5.4.Programme 4: National Disaster Management Centre

The National Disaster Management Centre (NDMC) is meant to promote an integrated system of disaster risk management. Over the 2015 Medium Term Expenditure Framework period government has reprioritised, among other things, the repair of provincial and municipal infrastructure damaged by disasters in 2014 and 2015.This reprioritisation, as noted previously, has seen a 28.3 per cent reduction in the 2015/16 estimated allocation for the NDMC – the highest compared to all other programmes. The reduction is primarily related to sub-programme 5 where disaster relief transfers shrink by 38 percent.

Table 5: Programme 4: National Disaster Management Centre

Programme / Budget / Real Increase / Decrease in 2015/16 / Real Percent change in 2015/16
R million / 2014/15 / 2015/16
Sub-programme 1: Management: Head of Disaster / 4.5 / 6.8 / 2.0 / 44.19 per cent
Sub-programme 2: Legislation, Policy and Compliance Management / 6.1 / 5.6 / - 0.8 / -12.40 per cent
Sub-programme 3: Planning, Coordination and Support / 13.8 / 12.9 / - 1.5 / -10.80 per cent
Sub-programme 4: Intelligence and Information Systems Management / 26.0 / 25.9 / - 1.3 / -4.95 per cent
Sub-programme 5: Disaster Relief Transfers / 561.0 / 364.3 / - 213.4 / -38.04 per cent
Sub-programme 6: Integrated Disaster Management Monitoring and Evaluation Systems / 2.1 / 2.3 / 0.1 / 4.51 per cent
Sub-programme 7: Municipal Disaster Recovery Grant / 194.3 / 188.9 / - 14.1 / -7.23 per cent
Total / 807.8 / 606.7

5.5.Programme 5: Provincial and Municipal Governance Support

This programme provides oversight, support systems and regulatory mechanisms for provincial and municipal government and associated entities.
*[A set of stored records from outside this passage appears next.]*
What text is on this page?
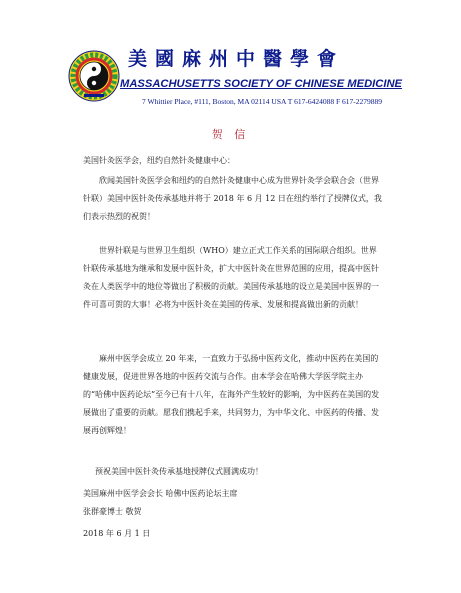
美國麻州中醫學會
MASSACHUSETTS SOCIETY OF CHINESE MEDICINE
7 Whittier Place, #111, Boston, MA 02114 USA T 617-6424088 F 617-2279889
贺 信

美国针灸医学会，纽约自然针灸健康中心：

欣闻美国针灸医学会和纽约的自然针灸健康中心成为世界针灸学会联合会（世界针联）美国中医针灸传承基地并将于 2018 年 6 月 12 日在纽约举行了授牌仪式，我们表示热烈的祝贺！

世界针联是与世界卫生组织（WHO）建立正式工作关系的国际联合组织。世界针联传承基地为继承和发展中医针灸，扩大中医针灸在世界范围的应用，提高中医针灸在人类医学中的地位等做出了积极的贡献。美国传承基地的设立是美国中医界的一件可喜可贺的大事！必将为中医针灸在美国的传承、发展和提高做出新的贡献！

麻州中医学会成立 20 年来，一直致力于弘扬中医药文化，推动中医药在美国的健康发展，促进世界各地的中医药交流与合作。由本学会在哈佛大学医学院主办的“哈佛中医药论坛”至今已有十八年，在海外产生较好的影响，为中医药在美国的发展做出了重要的贡献。愿我们携起手来，共同努力，为中华文化、中医药的传播、发展再创辉煌！

预祝美国中医针灸传承基地授牌仪式圆满成功！

美国麻州中医学会会长 哈佛中医药论坛主席

张群豪博士 敬贺

2018 年 6 月 1 日
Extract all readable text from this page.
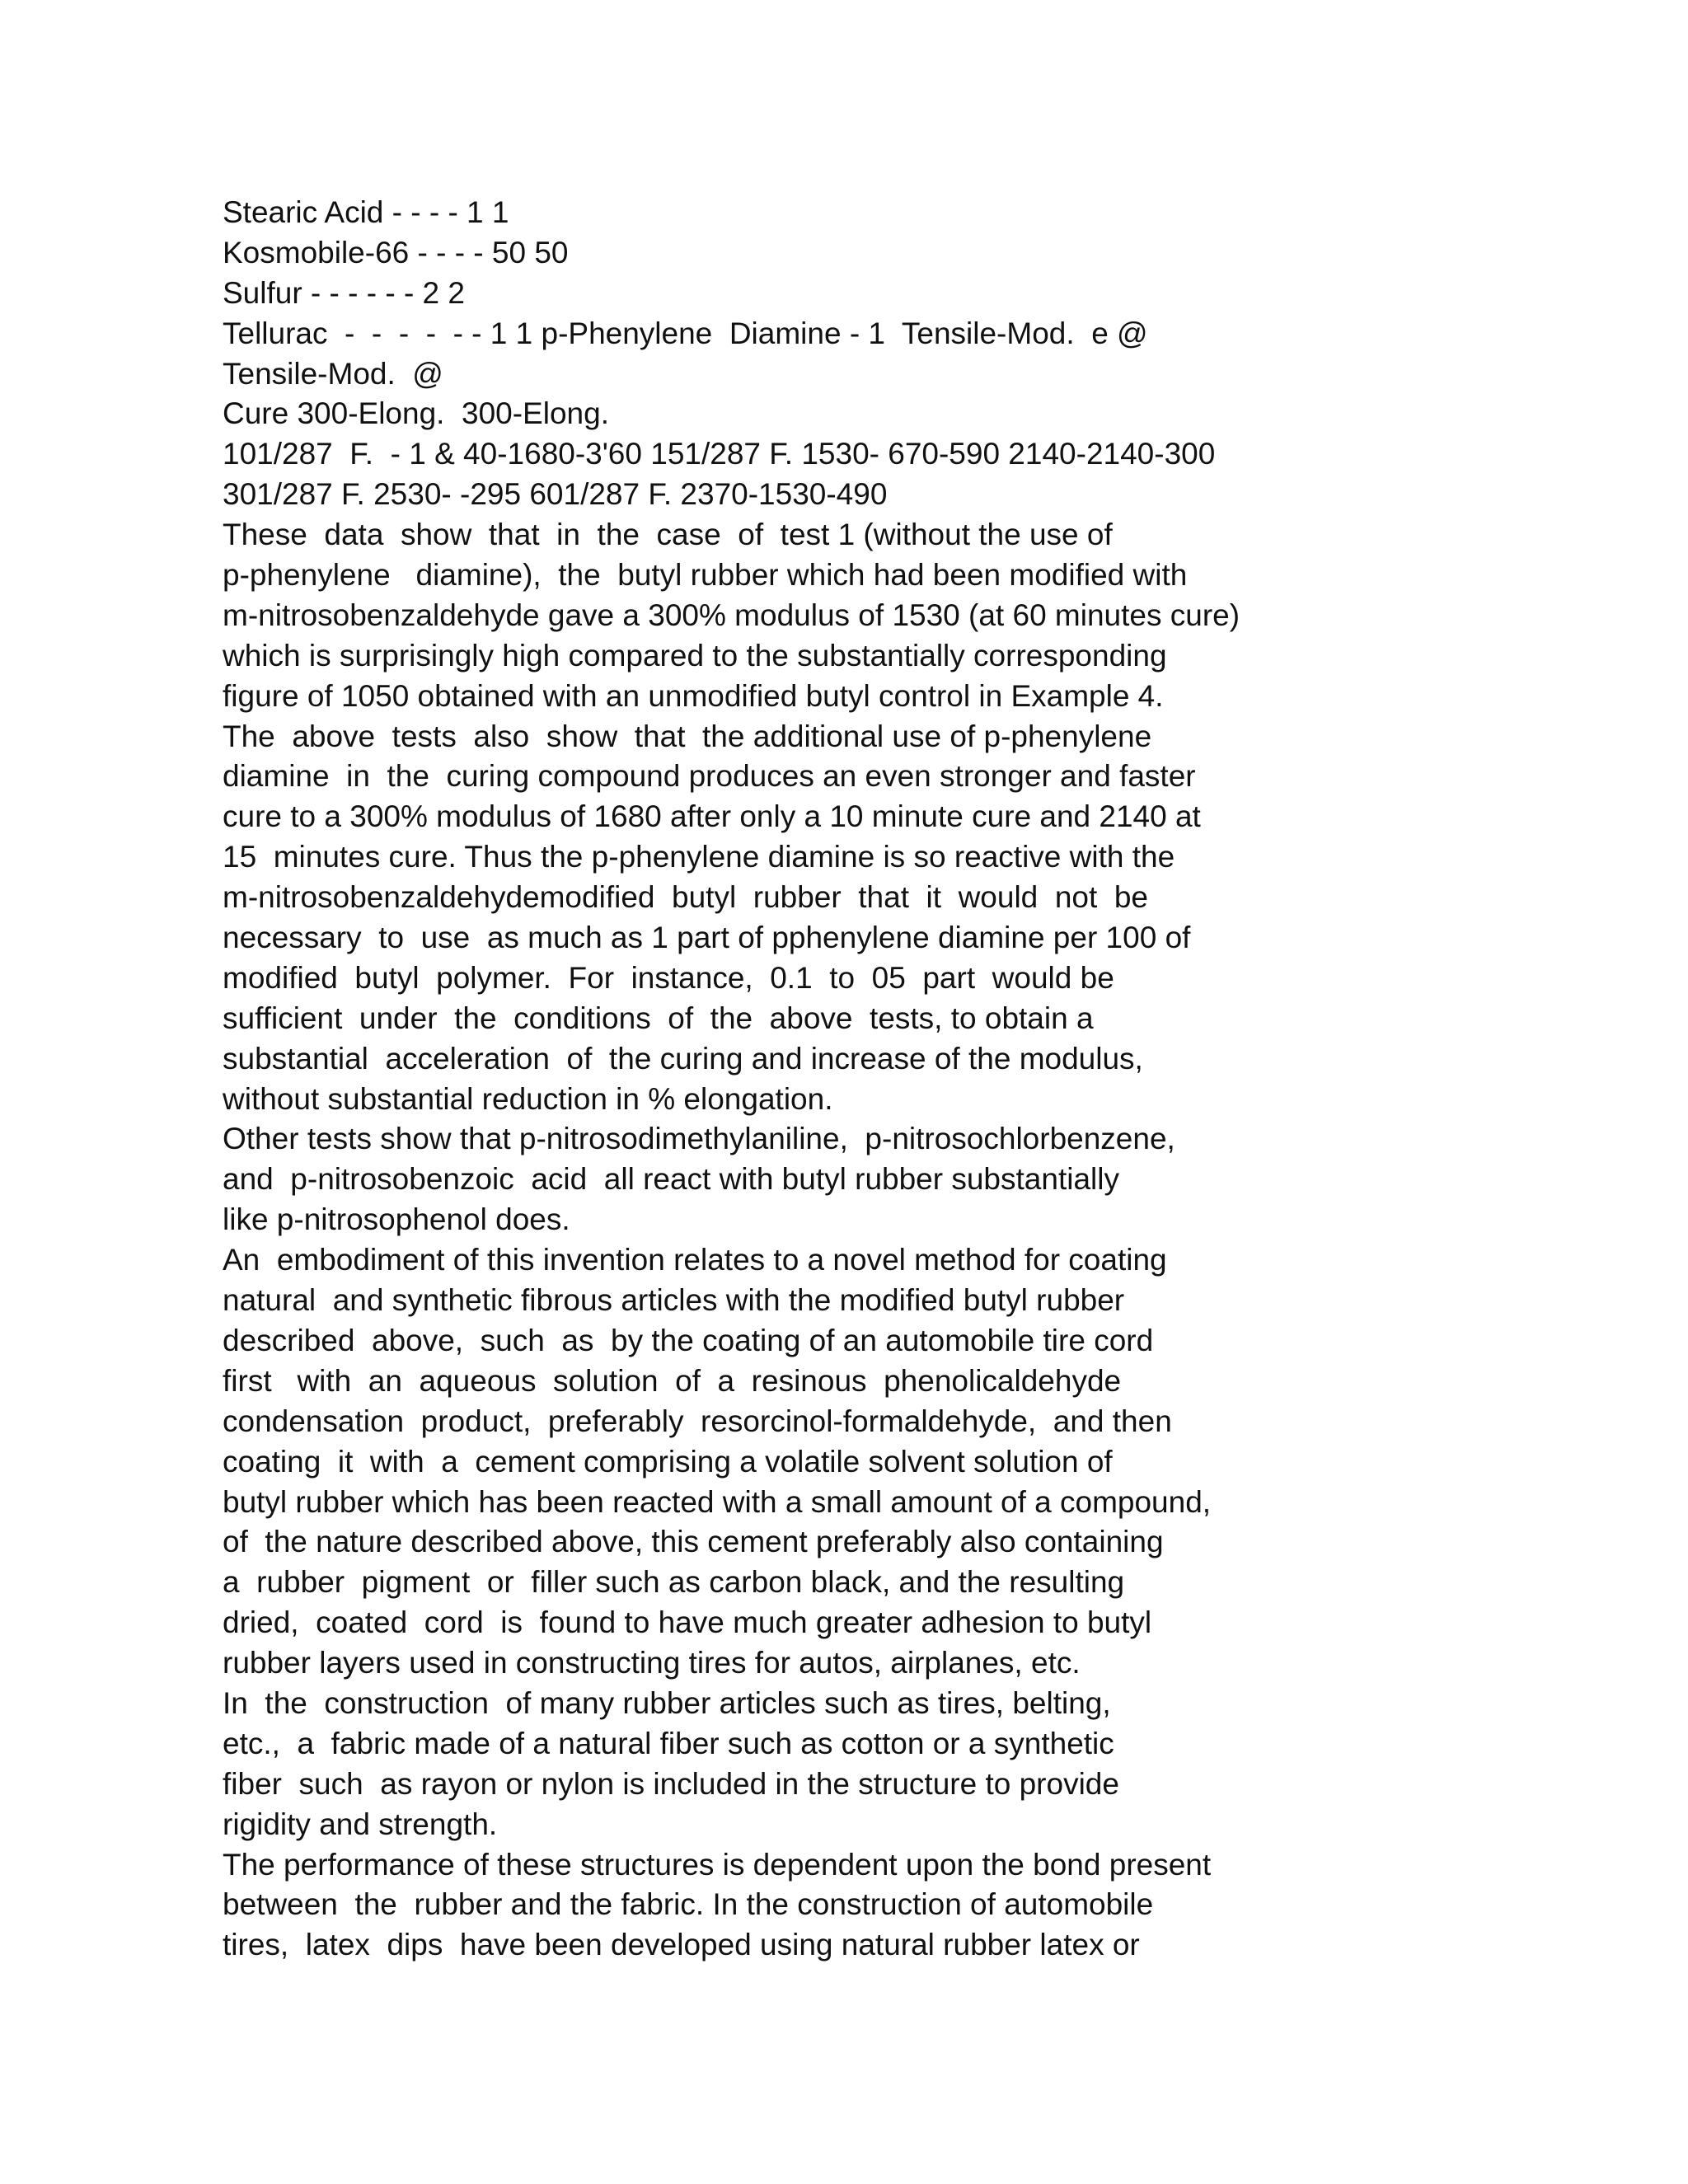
Stearic Acid - - - - 1 1
Kosmobile-66 - - - - 50 50
Sulfur - - - - - - 2 2
Tellurac  -  -  -  -  - - 1 1 p-Phenylene  Diamine - 1  Tensile-Mod.  e @
Tensile-Mod.  @
Cure 300-Elong.  300-Elong.
101/287  F.  - 1 & 40-1680-3'60 151/287 F. 1530- 670-590 2140-2140-300
301/287 F. 2530- -295 601/287 F. 2370-1530-490
These  data  show  that  in  the  case  of  test 1 (without the use of
p-phenylene   diamine),  the  butyl rubber which had been modified with
m-nitrosobenzaldehyde gave a 300% modulus of 1530 (at 60 minutes cure)
which is surprisingly high compared to the substantially corresponding
figure of 1050 obtained with an unmodified butyl control in Example 4.
The  above  tests  also  show  that  the additional use of p-phenylene
diamine  in  the  curing compound produces an even stronger and faster
cure to a 300% modulus of 1680 after only a 10 minute cure and 2140 at
15  minutes cure. Thus the p-phenylene diamine is so reactive with the
m-nitrosobenzaldehydemodified  butyl  rubber  that  it  would  not  be
necessary  to  use  as much as 1 part of pphenylene diamine per 100 of
modified  butyl  polymer.  For  instance,  0.1  to  05  part  would be
sufficient  under  the  conditions  of  the  above  tests, to obtain a
substantial  acceleration  of  the curing and increase of the modulus,
without substantial reduction in % elongation.
Other tests show that p-nitrosodimethylaniline,  p-nitrosochlorbenzene,
and  p-nitrosobenzoic  acid  all react with butyl rubber substantially
like p-nitrosophenol does.
An  embodiment of this invention relates to a novel method for coating
natural  and synthetic fibrous articles with the modified butyl rubber
described  above,  such  as  by the coating of an automobile tire cord
first   with  an  aqueous  solution  of  a  resinous  phenolicaldehyde
condensation  product,  preferably  resorcinol-formaldehyde,  and then
coating  it  with  a  cement comprising a volatile solvent solution of
butyl rubber which has been reacted with a small amount of a compound,
of  the nature described above, this cement preferably also containing
a  rubber  pigment  or  filler such as carbon black, and the resulting
dried,  coated  cord  is  found to have much greater adhesion to butyl
rubber layers used in constructing tires for autos, airplanes, etc.
In  the  construction  of many rubber articles such as tires, belting,
etc.,  a  fabric made of a natural fiber such as cotton or a synthetic
fiber  such  as rayon or nylon is included in the structure to provide
rigidity and strength.
The performance of these structures is dependent upon the bond present
between  the  rubber and the fabric. In the construction of automobile
tires,  latex  dips  have been developed using natural rubber latex or
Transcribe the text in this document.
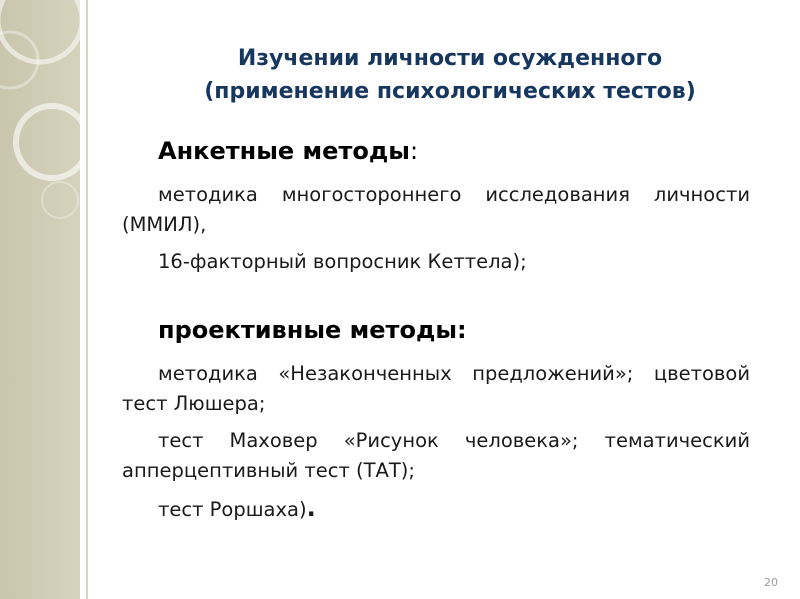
Изучении личности осужденного
(применение психологических тестов)
Анкетные методы:

методика многостороннего исследования личности (ММИЛ),

16-факторный вопросник Кеттела);

проективные методы:

методика «Незаконченных предложений»; цветовой тест Люшера;

тест Маховер «Рисунок человека»; тематический апперцептивный тест (ТАТ);

тест Роршаха).

20
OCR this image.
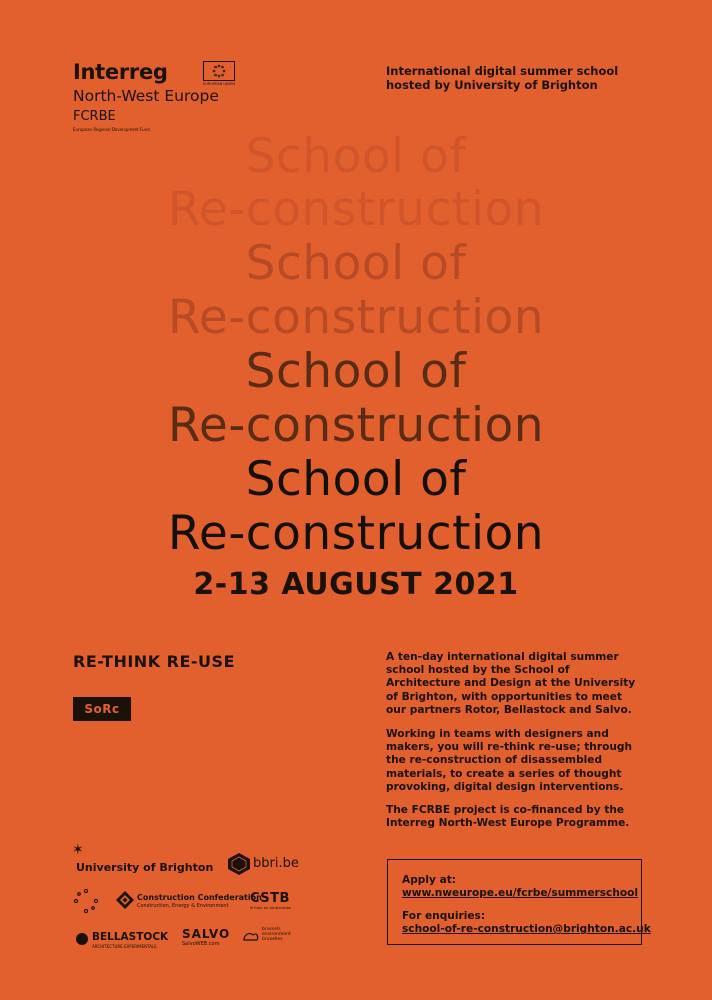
Interreg
North-West Europe
FCRBE
European Regional Development Fund
EUROPEAN UNION
International digital summer school
hosted by University of Brighton
School of
Re-construction
School of
Re-construction
School of
Re-construction
School of
Re-construction
2-13 AUGUST 2021
RE-THINK RE-USE
SoRc
A ten-day international digital summer school hosted by the School of Architecture and Design at the University of Brighton, with opportunities to meet our partners Rotor, Bellastock and Salvo.
Working in teams with designers and makers, you will re-think re-use; through the re-construction of disassembled materials, to create a series of thought provoking, digital design interventions.
The FCRBE project is co-financed by the Interreg North-West Europe Programme.
✶
University of Brighton	bbri.be
Construction Confederation
Construction, Energy & Environment CSTB
le futur en construction
BELLASTOCK
ARCHITECTURE EXPERIMENTALE
SALVO
SalvoWEB.com
brussels environment bruxelles
Apply at:
www.nweurope.eu/fcrbe/summerschool
For enquiries:
school-of-re-construction@brighton.ac.uk
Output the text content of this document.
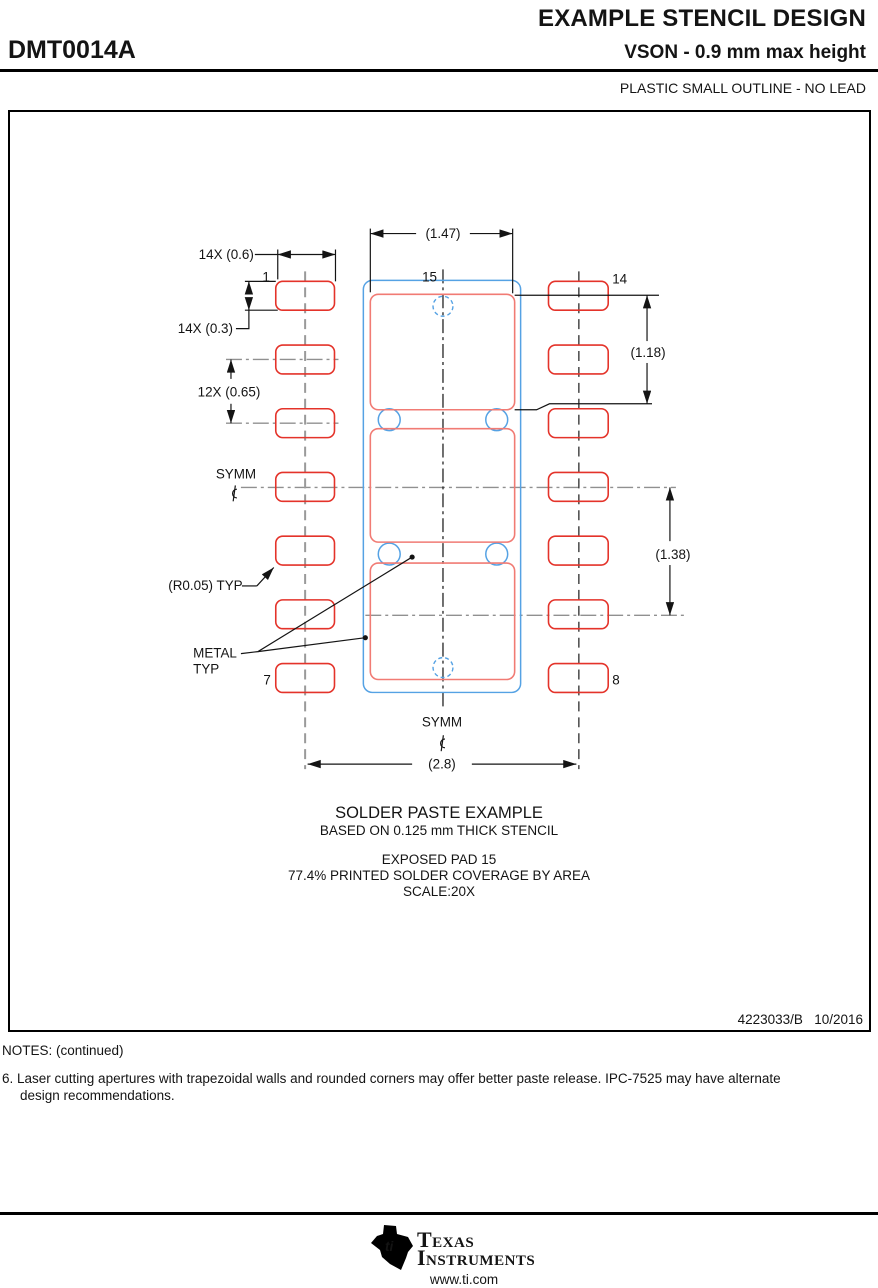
EXAMPLE STENCIL DESIGN
DMT0014A	VSON - 0.9 mm max height
PLASTIC SMALL OUTLINE - NO LEAD
(1.47)
14X (0.6)
14X (0.3)
12X (0.65)
(1.18)
(1.38)
(2.8)
1	15	14
7	8
SYMM
SYMM
(R0.05) TYP
METAL
TYP
SOLDER PASTE EXAMPLE
BASED ON 0.125 mm THICK STENCIL
EXPOSED PAD 15
77.4% PRINTED SOLDER COVERAGE BY AREA
SCALE:20X
4223033/B   10/2016
NOTES: (continued)
6. Laser cutting apertures with trapezoidal walls and rounded corners may offer better paste release. IPC-7525 may have alternate
design recommendations.
ti Texas
Instruments
www.ti.com
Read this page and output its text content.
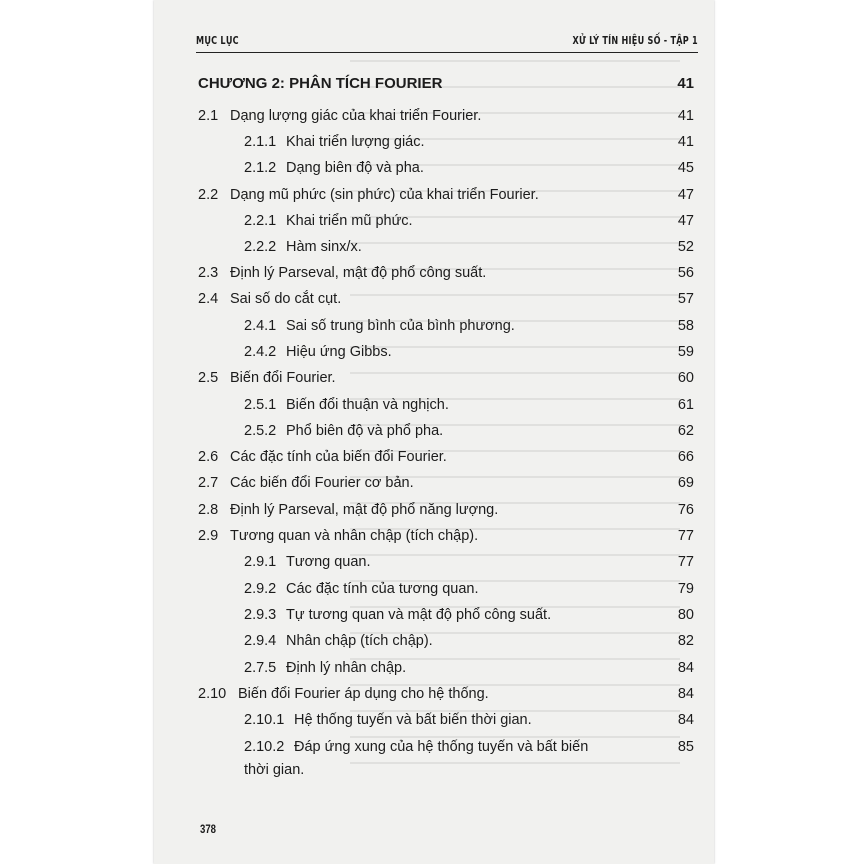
MỤC LỤC	XỬ LÝ TÍN HIỆU SỐ - TẬP 1
CHƯƠNG 2: PHÂN TÍCH FOURIER	41
2.1 Dạng lượng giác của khai triển Fourier.	41
2.1.1 Khai triển lượng giác.	41
2.1.2 Dạng biên độ và pha.	45
2.2 Dạng mũ phức (sin phức) của khai triển Fourier.	47
2.2.1 Khai triển mũ phức.	47
2.2.2 Hàm sinx/x.	52
2.3 Định lý Parseval, mật độ phổ công suất.	56
2.4 Sai số do cắt cụt.	57
2.4.1 Sai số trung bình của bình phương.	58
2.4.2 Hiệu ứng Gibbs.	59
2.5 Biến đổi Fourier.	60
2.5.1 Biến đổi thuận và nghịch.	61
2.5.2 Phổ biên độ và phổ pha.	62
2.6 Các đặc tính của biến đổi Fourier.	66
2.7 Các biến đổi Fourier cơ bản.	69
2.8 Định lý Parseval, mật độ phổ năng lượng.	76
2.9 Tương quan và nhân chập (tích chập).	77
2.9.1 Tương quan.	77
2.9.2 Các đặc tính của tương quan.	79
2.9.3 Tự tương quan và mật độ phổ công suất.	80
2.9.4 Nhân chập (tích chập).	82
2.7.5 Định lý nhân chập.	84
2.10 Biến đổi Fourier áp dụng cho hệ thống.	84
2.10.1 Hệ thống tuyến và bất biến thời gian.	84
2.10.2 Đáp ứng xung của hệ thống tuyến và bất biến	85
thời gian.
378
The 2015/16 financial year sees the introduction of the Municipal Demarcation Transition Grant to assist those municipalities affected by the boundary re-determination process in preparation for the 2016 local government elections. Table 6 also shows significant reductions under sub-programmes 2 (27.7 percent) and this may be due to the fact that the Department has finalised the Interventions, Monitoring and Support Bill, which, among other things, seek to guide provinces on the process of intervening in municipalities in terms of Section 139 of the Constitution.